- Written by: Madame Marie Genores (titles) Jesse J. Goldburg (titles)
- Starring: Derwent Hall Caine Valda Valkyrien
- Cinematography: John K. Holbrook
- Edited by: Madame Marie Genores Jesse J. Goldburg
- Distributed by: Arrow Film Corporation
- Release date: 1918;
- Country: United States
- Languages: Silent film English intertitles

= Huns Within Our Gates =

Huns Within Our Gates is a 1918 American silent World War I propaganda film, starring Derwent Hall Caine and Valda Valkyrien. Released by the Arrow Film Corporation, the cast, characters and plot were used in The Crusher (1917). While credits for who produced the film are lacking, the film was edited and titled by Madame Marie Genores and Jesse J. Goldburg at the Thanhouser Studio in New Rochelle, NY.

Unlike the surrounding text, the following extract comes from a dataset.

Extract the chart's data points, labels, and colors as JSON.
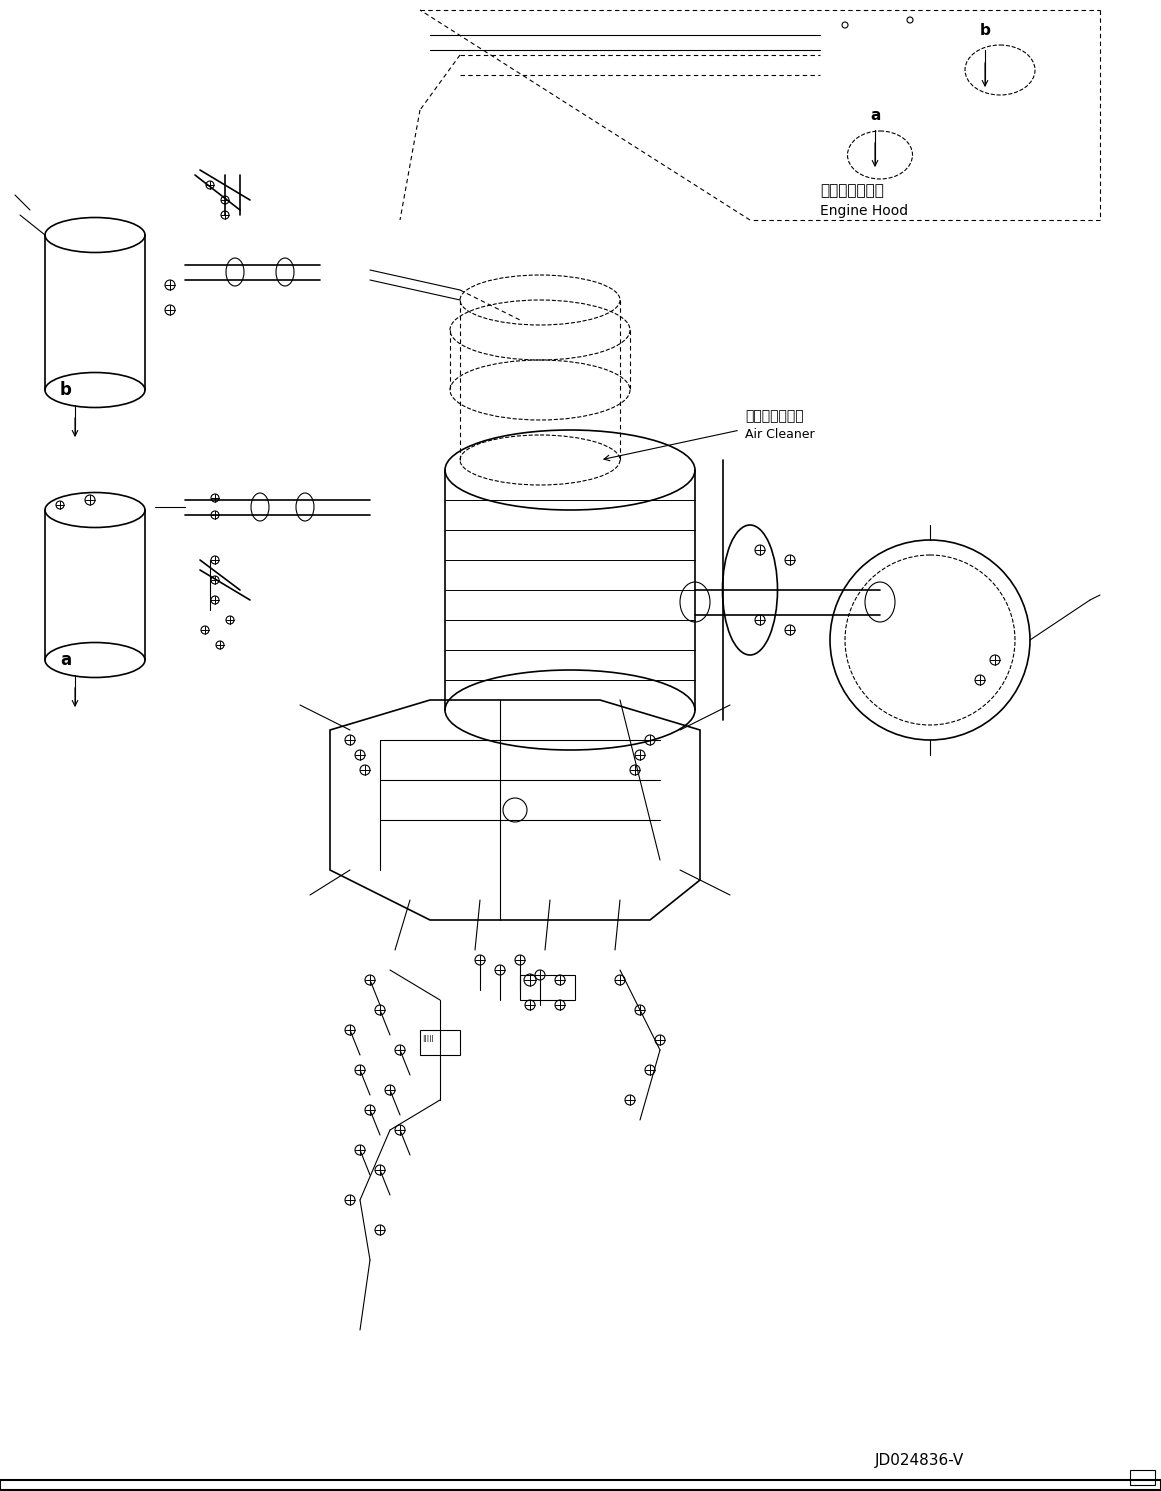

After being re-edited the film was re-released as Commercial Pirates in March 1919. Also known as The Hearts of Men.

==Plot==
Arthur Morgan, son of an old Southern family is engaged in perfecting an aeroplane engine designed to revolutionize the air science. He is handicapped by the impoverishment of his family. Their wealth was buried during the Civil War, and has never been discovered. The Prussian agents seek to trade upon his poverty to buy his invention, but he refuses to sell, and an effort to bomb the inventor and his plane is frustrated by the action of a pet dog, which carries the bomb away from the workshop and drops it, killing the spy, and disclosing the long buried treasure.

==Cast==
- Derwent Hall Caine as Arthur Morgan
- Valda Valkyrien as Dorothy Waring
- Harry Robinson as Judge Morgan
- Robin Townley as Eli Brown
- Bessie Wharton as Countess Von Shoenburg

==Preservation==
Huns Within Our Gates is currently presumed lost. In February 2021, the film was cited by the National Film Preservation Board on their Lost U.S. Silent Feature Films list.